Ermittlungen gegen vier Unternehmen wegen unerlaubter Telefonwerbung eingeleitet.

Werbeanrufe
Die sogenannte telefonische «Kaltakquise» ist seit September 2024 verboten. (Symbolbild) - sda - KEYSTONE/AP/MICHAEL SOHN

Die Eidgenössische Finanzmarktaufsicht (Finma) hat Ermittlungen gegen vier Versicherungs- und Vermittlerunternehmen eingeleitet. Diese werden verdächtigt, gegen das Verbot der Werbeanrufe verstossen zu haben.

Die sogenannte telefonische «Kaltakquise» ist seit September 2024 verboten, wie die Finma am Donnerstag mitteilte. Gemeint sind unaufgeforderte und unangekündigte Telefonanrufe bei Menschen, zu denen seit mindestens drei Jahren keine Geschäftsbeziehung bestand und bei denen der Kontakt nicht durch eine ihnen bekannte Person entstanden ist.

Sanktionierung von privaten Krankenversicherungen

Als Behörde ist die Finma für die Sanktionierung von privaten Krankenversicherungen bei Verstössen gegen das Verbot zuständig. Gegen vier Versicherungs- und Vermittlerunternehmen hat sie nun laut der Mitteilung Untersuchungen eingeleitet.

Diese sollen die missbräuchliche Praxis der Kundenakquise sofort stoppen, wie es heisst. Um das durchzusetzen, kann die Finma bei den fehlbaren Unternehmen organisatorische Massnahmen verlangen oder ihnen die Bewilligung entziehen.

Versuche des Verbots-Umgehens untersucht

Die Finma habe überdies Hinweise darauf erhalten, dass Marktteilnehmende versuchen, das Verbot der «Kaltakquise» über andere Kommunikationskanäle zu umgehen. Auch diese Versuche würden genauer untersucht.

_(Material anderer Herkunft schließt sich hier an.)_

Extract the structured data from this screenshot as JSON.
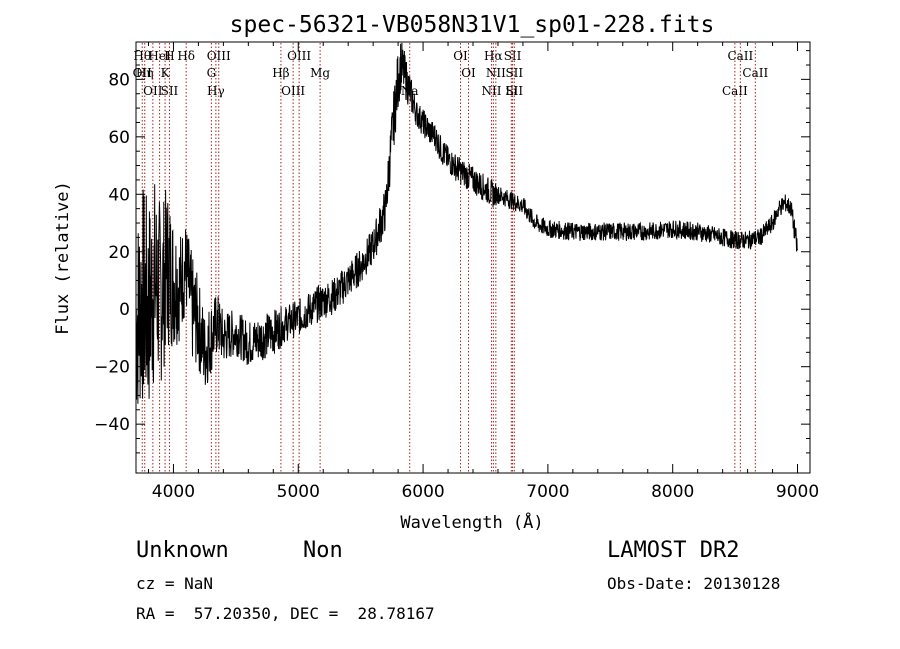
{
  "chart_data": {
    "type": "line",
    "title": "spec-56321-VB058N31V1_sp01-228.fits",
    "xlabel": "Wavelength (Å)",
    "ylabel": "Flux (relative)",
    "xlim": [
      3700,
      9100
    ],
    "ylim": [
      -57,
      93
    ],
    "xticks": [
      4000,
      5000,
      6000,
      7000,
      8000,
      9000
    ],
    "yticks": [
      -40,
      -20,
      0,
      20,
      40,
      60,
      80
    ],
    "grid": false,
    "series": [
      {
        "color": "#000000",
        "x": [
          3700,
          3750,
          3800,
          3850,
          3900,
          3950,
          4000,
          4050,
          4100,
          4150,
          4200,
          4250,
          4300,
          4350,
          4400,
          4500,
          4600,
          4700,
          4800,
          4900,
          5000,
          5100,
          5200,
          5300,
          5400,
          5500,
          5600,
          5700,
          5750,
          5800,
          5820,
          5850,
          5900,
          5950,
          6000,
          6050,
          6100,
          6150,
          6200,
          6300,
          6400,
          6500,
          6560,
          6600,
          6700,
          6800,
          6900,
          7000,
          7200,
          7400,
          7600,
          7800,
          8000,
          8200,
          8400,
          8500,
          8600,
          8700,
          8800,
          8850,
          8900,
          8950,
          9000
        ],
        "y": [
          -5,
          5,
          0,
          10,
          5,
          15,
          10,
          8,
          15,
          0,
          -5,
          -15,
          -10,
          -5,
          -10,
          -8,
          -12,
          -10,
          -8,
          -5,
          -3,
          0,
          3,
          5,
          10,
          15,
          22,
          35,
          60,
          80,
          85,
          82,
          75,
          68,
          65,
          62,
          60,
          55,
          52,
          48,
          45,
          42,
          40,
          40,
          38,
          36,
          30,
          28,
          27,
          27,
          27,
          27,
          28,
          27,
          25,
          24,
          24,
          25,
          30,
          35,
          37,
          35,
          20
        ],
        "noise": [
          22,
          25,
          24,
          23,
          20,
          18,
          15,
          12,
          10,
          12,
          10,
          9,
          8,
          7,
          6,
          5,
          5,
          5,
          5,
          4,
          4,
          4,
          4,
          4,
          4,
          4,
          4,
          5,
          6,
          7,
          6,
          5,
          4,
          3,
          3,
          3,
          3,
          3,
          3,
          3,
          3,
          3,
          3,
          2,
          2,
          2,
          2,
          2,
          2,
          2,
          2,
          2,
          2,
          2,
          2,
          2,
          2,
          2,
          2,
          2,
          2,
          2,
          3
        ]
      }
    ],
    "lines": [
      {
        "wl": 3750,
        "labels": [
          "Hθ",
          "OII"
        ]
      },
      {
        "wl": 3770,
        "labels": [
          "Hη"
        ]
      },
      {
        "wl": 3835,
        "labels": [
          "OII"
        ]
      },
      {
        "wl": 3889,
        "labels": [
          "HeI"
        ]
      },
      {
        "wl": 3933,
        "labels": [
          "K"
        ]
      },
      {
        "wl": 3968,
        "labels": [
          "SII",
          "H"
        ]
      },
      {
        "wl": 4102,
        "labels": [
          "Hδ"
        ]
      },
      {
        "wl": 4304,
        "labels": [
          "G"
        ]
      },
      {
        "wl": 4340,
        "labels": [
          "Hγ"
        ]
      },
      {
        "wl": 4363,
        "labels": [
          "OIII"
        ]
      },
      {
        "wl": 4861,
        "labels": [
          "Hβ"
        ]
      },
      {
        "wl": 4959,
        "labels": [
          "OIII"
        ]
      },
      {
        "wl": 5007,
        "labels": [
          "OIII"
        ]
      },
      {
        "wl": 5175,
        "labels": [
          "Mg"
        ]
      },
      {
        "wl": 5893,
        "labels": [
          "Na"
        ]
      },
      {
        "wl": 6300,
        "labels": [
          "OI"
        ]
      },
      {
        "wl": 6364,
        "labels": [
          "OI"
        ]
      },
      {
        "wl": 6548,
        "labels": [
          "NII"
        ]
      },
      {
        "wl": 6563,
        "labels": [
          "Hα"
        ]
      },
      {
        "wl": 6583,
        "labels": [
          "NII"
        ]
      },
      {
        "wl": 6707,
        "labels": [
          "Li"
        ]
      },
      {
        "wl": 6717,
        "labels": [
          "SII"
        ]
      },
      {
        "wl": 6731,
        "labels": [
          "SII",
          "SII"
        ]
      },
      {
        "wl": 8498,
        "labels": [
          "CaII"
        ]
      },
      {
        "wl": 8542,
        "labels": [
          "CaII"
        ]
      },
      {
        "wl": 8662,
        "labels": [
          "CaII"
        ]
      }
    ],
    "line_color": "#aa2222"
  },
  "info": {
    "class": "Unknown",
    "subclass": "Non",
    "cz": "cz = NaN",
    "coords": "RA =  57.20350, DEC =  28.78167",
    "survey": "LAMOST DR2",
    "obs_date": "Obs-Date: 20130128"
  }
}
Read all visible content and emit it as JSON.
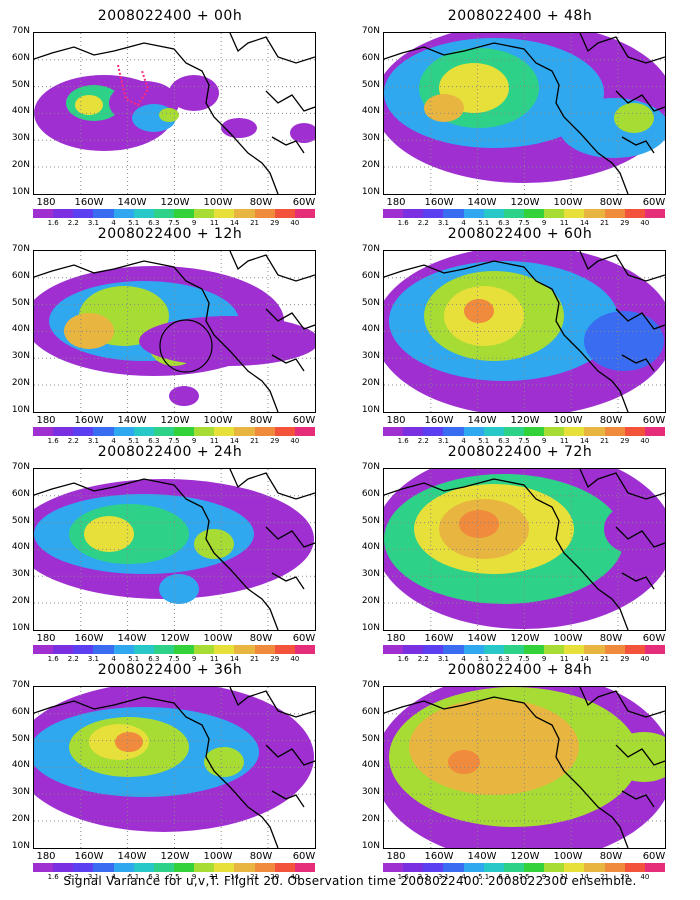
{
  "panels": [
    {
      "title": "2008022400  + 00h"
    },
    {
      "title": "2008022400  + 48h"
    },
    {
      "title": "2008022400  + 12h"
    },
    {
      "title": "2008022400  + 60h"
    },
    {
      "title": "2008022400  + 24h"
    },
    {
      "title": "2008022400  + 72h"
    },
    {
      "title": "2008022400  + 36h"
    },
    {
      "title": "2008022400  + 84h"
    }
  ],
  "y_labels": [
    "70N",
    "60N",
    "50N",
    "40N",
    "30N",
    "20N",
    "10N"
  ],
  "x_labels": [
    "180",
    "160W",
    "140W",
    "120W",
    "100W",
    "80W",
    "60W"
  ],
  "colorbar": {
    "labels": [
      "1.6",
      "2.2",
      "3.1",
      "4",
      "5.1",
      "6.3",
      "7.5",
      "9",
      "11",
      "14",
      "21",
      "29",
      "40"
    ],
    "colors": [
      "#9f2fd1",
      "#7a2fe0",
      "#5b3ff0",
      "#3a6cf2",
      "#2fa8f0",
      "#29c8c8",
      "#2ed188",
      "#33d23a",
      "#a6dc33",
      "#e8e03a",
      "#e8b640",
      "#f08a3c",
      "#f3533a",
      "#e62d7a"
    ]
  },
  "caption": "Signal Variance for u,v,T. Flight 20. Observation time 2008022400. 2008022300 ensemble."
}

Mit der neuen Verordnung wurden diverse Bestimmungen der Branchenvereinbarung «Vermittler 3.0» zwischen den Krankenkassenverbänden Santésuisse und Curafutura für allgemeinverbindlich erklärt. Dazu gehört das Verbot, per Telefon neue Kunden zu gewinnen.

Betroffene Konsumenten können vermutete Verstösse gegen das Verbot seit September auf der Webseite der Finma melden. Dies Möglichkeit werde auch rege genutzt, so die Finma. Nach etwas mehr als zwei Monaten seien bereits mehr als 100 Meldungen eingegangen.